Spar-Haushalt ermöglicht Investitionen in der ganzen Stadt

Bad Berleburg.  Auch wenn der Haushalt der Stadt Bad Berleburg erst von den Stadtverordneten am kommenden Montag verabschiedet werden soll, gab es doch schon dickes Lob für Kämmerer Gerd Schneider und sein Team in der Verwaltung. In der Sitzung des Bauausschusses signalisierten Werner Wegener (CDU) und Otto Marburger (SPD) die Zustimmung ihrer Fraktionen zu dem am Dienstagabend in den wesentlichen und den Ausschuss betreffenden Punkten vorgelegten Zahlenwerk.

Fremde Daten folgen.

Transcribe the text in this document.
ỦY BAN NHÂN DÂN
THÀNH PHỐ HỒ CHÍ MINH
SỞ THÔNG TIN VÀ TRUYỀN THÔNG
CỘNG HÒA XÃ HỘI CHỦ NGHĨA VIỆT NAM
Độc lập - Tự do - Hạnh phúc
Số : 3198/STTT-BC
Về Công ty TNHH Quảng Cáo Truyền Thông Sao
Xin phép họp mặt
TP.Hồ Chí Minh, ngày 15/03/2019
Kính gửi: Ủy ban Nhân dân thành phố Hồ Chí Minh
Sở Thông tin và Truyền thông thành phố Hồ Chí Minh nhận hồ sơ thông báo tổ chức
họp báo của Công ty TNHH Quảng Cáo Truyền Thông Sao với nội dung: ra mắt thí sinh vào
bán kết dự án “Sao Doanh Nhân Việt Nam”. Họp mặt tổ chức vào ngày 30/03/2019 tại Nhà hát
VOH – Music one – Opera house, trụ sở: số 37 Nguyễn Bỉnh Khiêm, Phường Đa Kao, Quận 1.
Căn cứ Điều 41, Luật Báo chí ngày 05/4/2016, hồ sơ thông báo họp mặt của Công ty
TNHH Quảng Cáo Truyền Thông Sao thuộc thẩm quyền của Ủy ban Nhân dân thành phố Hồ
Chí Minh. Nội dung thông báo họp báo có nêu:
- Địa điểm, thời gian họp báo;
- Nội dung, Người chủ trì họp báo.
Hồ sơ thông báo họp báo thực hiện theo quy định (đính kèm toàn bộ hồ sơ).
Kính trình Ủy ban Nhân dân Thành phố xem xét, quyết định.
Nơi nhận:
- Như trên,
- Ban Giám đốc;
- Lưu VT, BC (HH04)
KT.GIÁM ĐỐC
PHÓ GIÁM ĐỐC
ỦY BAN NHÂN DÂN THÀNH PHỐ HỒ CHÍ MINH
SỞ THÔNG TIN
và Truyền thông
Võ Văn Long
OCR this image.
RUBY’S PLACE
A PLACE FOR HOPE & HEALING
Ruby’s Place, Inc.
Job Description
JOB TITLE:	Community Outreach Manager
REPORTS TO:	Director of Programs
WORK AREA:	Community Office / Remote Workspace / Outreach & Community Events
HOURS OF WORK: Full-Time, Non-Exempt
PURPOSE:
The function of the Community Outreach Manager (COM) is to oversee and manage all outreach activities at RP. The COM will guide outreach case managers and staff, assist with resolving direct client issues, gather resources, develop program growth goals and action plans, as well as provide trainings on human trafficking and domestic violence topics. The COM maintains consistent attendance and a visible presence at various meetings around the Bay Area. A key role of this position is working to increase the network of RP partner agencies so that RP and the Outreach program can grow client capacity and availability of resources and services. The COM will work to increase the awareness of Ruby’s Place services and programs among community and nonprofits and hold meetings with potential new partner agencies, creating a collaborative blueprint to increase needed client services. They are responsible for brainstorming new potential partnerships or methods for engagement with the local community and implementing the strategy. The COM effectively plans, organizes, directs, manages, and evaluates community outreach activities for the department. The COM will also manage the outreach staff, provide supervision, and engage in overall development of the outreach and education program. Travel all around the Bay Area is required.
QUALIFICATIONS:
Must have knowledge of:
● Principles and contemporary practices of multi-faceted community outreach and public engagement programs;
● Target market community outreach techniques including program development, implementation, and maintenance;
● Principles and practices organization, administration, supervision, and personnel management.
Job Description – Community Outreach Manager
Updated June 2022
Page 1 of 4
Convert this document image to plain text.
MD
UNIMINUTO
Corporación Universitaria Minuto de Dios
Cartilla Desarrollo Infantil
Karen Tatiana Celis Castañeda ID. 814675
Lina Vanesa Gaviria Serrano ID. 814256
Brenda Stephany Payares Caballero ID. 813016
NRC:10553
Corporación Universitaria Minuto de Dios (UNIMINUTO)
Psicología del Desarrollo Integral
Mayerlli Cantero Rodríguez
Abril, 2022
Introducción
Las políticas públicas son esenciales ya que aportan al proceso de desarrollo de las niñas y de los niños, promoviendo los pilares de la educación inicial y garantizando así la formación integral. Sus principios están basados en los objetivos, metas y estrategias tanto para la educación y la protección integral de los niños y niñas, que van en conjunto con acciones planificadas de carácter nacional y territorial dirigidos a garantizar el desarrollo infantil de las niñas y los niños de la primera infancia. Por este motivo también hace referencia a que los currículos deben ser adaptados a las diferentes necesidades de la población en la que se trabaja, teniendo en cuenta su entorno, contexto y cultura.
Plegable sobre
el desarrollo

Dabei ging der Kämmerer auf geplante Investitionen von 4,2 Millionen Euro ein. „Sie können trotz Spar-Haushalt Anreiz für die weitere Entwicklung in Bad Berleburg und allen Ortsteilen sein“, hofft Schneider – und nannte Zahlen:
Verkehrsinfrastruktur fast zwei Millionen Euro, darunter Kanalsanierung und Fahrbahnsanierung „Am Burgfeld“, Moltkestraße, Fertigstellung Bahnübergang Heilbach,
Inklusion Hauptschule für rund 200 000 Euro,
Brandschutz für 620 000 Euro,
Straßenbewirtschaftung inklusive Wirtschaftswege für 900 000 Euro,
Sanierung Sportanlagen für rund 300 000 Euro und
barrierefreundliche ÖPNV-Haltestellen für rund 400 000 Euro.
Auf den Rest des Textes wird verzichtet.